Fenerbahçe sezona güle oynaya girmek üzereyken daha önceden de alışık olduğumuz üzere fazla rahat edemeden Ersun Yanal'ı kovarak sezona merhaba dedi. İsmail Kartal'ın takımın başına getirilmesiyle geçen yıl şampiyon olan kadro yine aynı isimlerle sahada olmasına rağmen oyun anlamında yeni kurulan bir takım gibi uyum problemleri yaşamaya başladı. Diego takıma nasıl adapte olucak ile başlayan süreç, Trabzonspor deplasmanında Sow-Diego anlaşmazlığı ile şekillenip son olarak Gaziantepspor karşılaşmasında da Emenike-Emre gerginliği ile tavan yaptı. Sow'un ve Emenike'nin formsuzluklarına rağmen ilk 11 çıkmaya devam etmeleri, Webo'nun ilk 11 hakkının gasp edildiğini düşünenlerle birlikte, takımda Aziz Yıldırım'ın müdahaleleri ile şekillenen bir 11 söylentisi de mevcut. İsmail Kartal'ın henüz tam anlamıyla takım idaresini ele aldığını söylemek zor. Üstelik geçen yıl tıkır tıkır işleyen bir sistemden vazgeçmesini de anlamak güç. Daha garantici oynaması, topa sahip olmasına rağmen pozisyon ve skor üretmekte geçen yıla göre çok zorlanan bir Fenerbahçe var. Hem Trabzonspor deplasmanında hem Gaziantepspor maçında rakiplerin oyun felseleri gereği oyunu geride kabullenmeleri Fenerbahçe etkiliymiş havasını yaratıyor. Bu görüntüye rağmen Fenerbahçe hem Karabükspor hem de Gaziantepspor'a oyunun son dakikalarında gol atabildi. Daha iyi yardımlaşan ve iç saha avantajını kullanan Trabzonspor'a karşı ise bunu gerçekleştiremedi.
Fenerbahçe geçen yıldan daha geride ve rakipleri binbir zorlukla boğuşurken ısrarla o da onlara uymaya çalışıyor. Puan açısından iyi durumda olabilir ancak oyun olarak çok üst noktada diyemeyiz. İlk 11'de yaşanıcak değişiklik ve oyun planında yapılacak 1-2 hamle ile Fenerbahçe yeniden geçen sezonu yakalayabilir. Asıl sorun her maç seyircinin gözüne de sokulmaya başlanan disiplinsizlik. Oyun içinde sıklıkla tartışma ya da kısa sürede oyuna küsme. Bunun üstesinden resmi siteden oyunculara yaptırdığını zoraki açıklamalarla gelemezsiniz. Bu sorunları kısa sürede çözmeli ve oyuna odaklanmalısınız. Oyuncuların saha içerisinde dizilimden ya da oyun planın da dolayı sıkıntıları varsa bunu çözücek olan da İsmail Kartal. Basın toplantılarında oyuncuları koruyan açıklamalar yapması normal. Takım maç bitiminde bu sorunları biraraya gelerek çözmeli. Her maç bir sürtüşme yaşanarak ilerlenemez.
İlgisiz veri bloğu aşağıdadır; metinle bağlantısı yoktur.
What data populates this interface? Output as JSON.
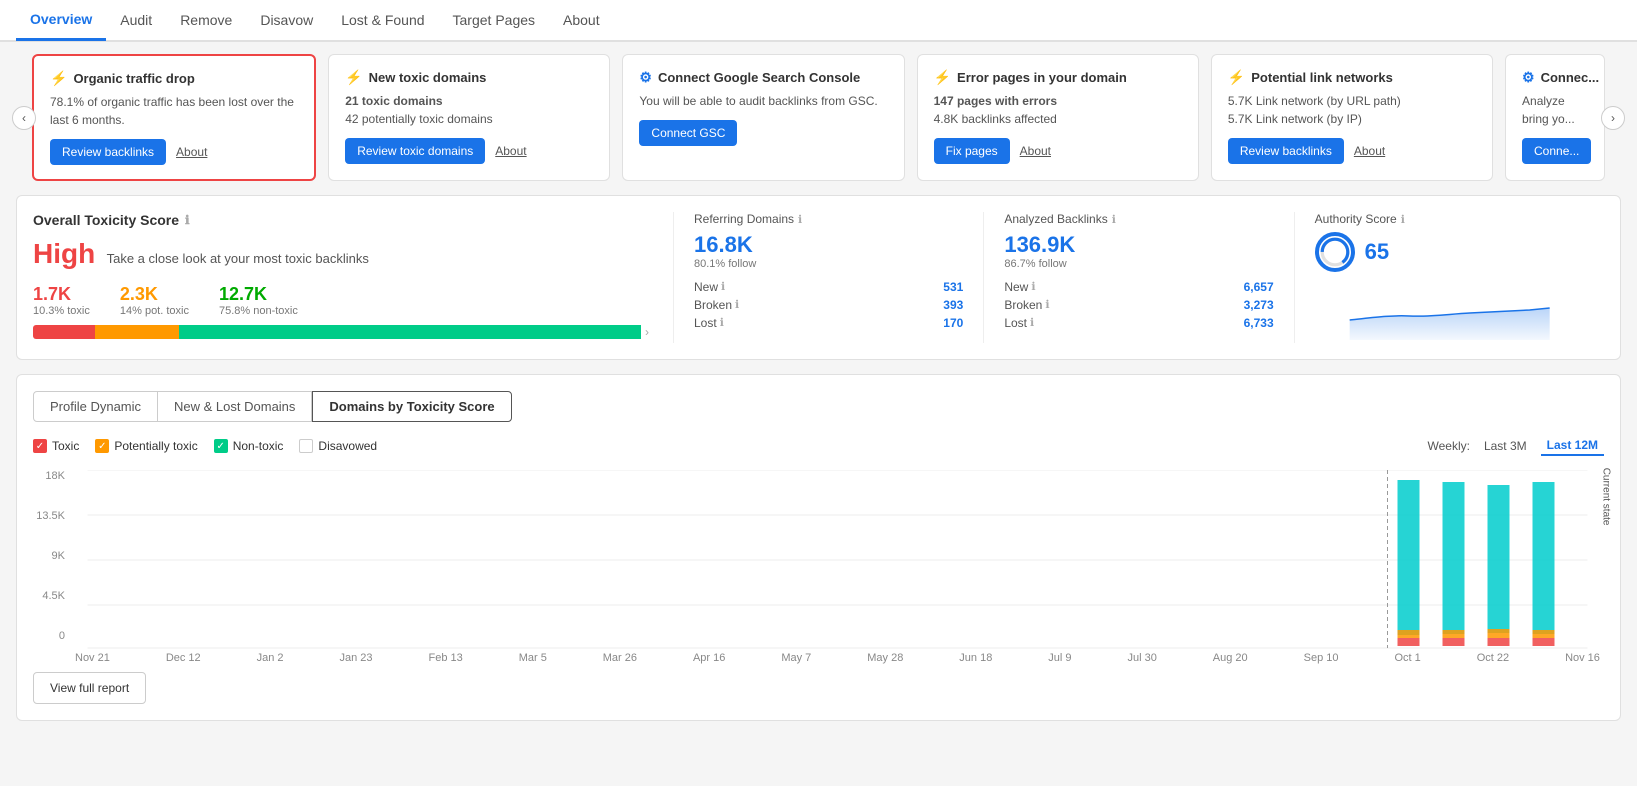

Son olarak değinmek istediğim isim Emenike. Felaket bir sezon başlangıcı yapmasına rağmen ısrarla ilk 11'de oyuna başlıyor. Maç içerisinde taktiksel disiplini çok düşük. Fenerbahçe'nin maaile yüklendiği bir ortamda topukla pas vermeye çalıştı. Emre gibi maç boyunca ibre 1500 gezen, senin yaptığın o top kaybını telafi etmek için geriye koşması gereken, üstelik takım kaptanı olan biriyle ağız dalaşına girdi. Tribünden gelen doğal birkaç homurdanmaya kızdı, topu takip etmeyi bıraktı, seyirci iyice sinirlenip yuhalamaya başlayınca en yapmaması gereken şeyi yapıp, bu sefer seyirci ile karşı karşıya geldi. Tüm bunlar Fenerbahçe hala gol atamamışken ve karşı kaleye yüklenmeye çalışırken oldu. Bu noktada Emenike zaten kendisi yerine ilk 11 başlaması gereken Webo ile yer değiştirdi ve soyunma odasının yolunu tuttu. Bugün de muhtemelen başkanın zorlamasıyla yanlış anlaşıldım, kazanma hırsımdan dolayı böyle oldu, özür dilerim şeklinde bir açıklama yaptı. Fazlasıyla zorlama ve gereksiz bir açıklamaydı, isteyen elbette bu açıklamaya inanabilir. Fenerbahçe'de ilk 3 hafta forma adil dağıtılmadı. Bu forma adaletinin en büyük testini ise bu hafta Akhisar karşısında vericez. İlk 3 maçında iyi bir performans sergileyen Mert Günok kaleyi Volkan Demirel'e devretmek zorunda kalıcak mı? Emenike ve Sow bu performansına rağmen ilk 11 çıkmaya devam edicek mi? İsmail Kartal tam anlamıyla takıma sahip olana kadar bu sorunları gözlemlemeye devam edicez. Umarım bu sorunlar kısa sürede çözülür ve rakiplerin kaotik ortamına ayak uydurulmadan yola devam edilir. Yol bomboşken kaza yapmak pek akıl karı değil.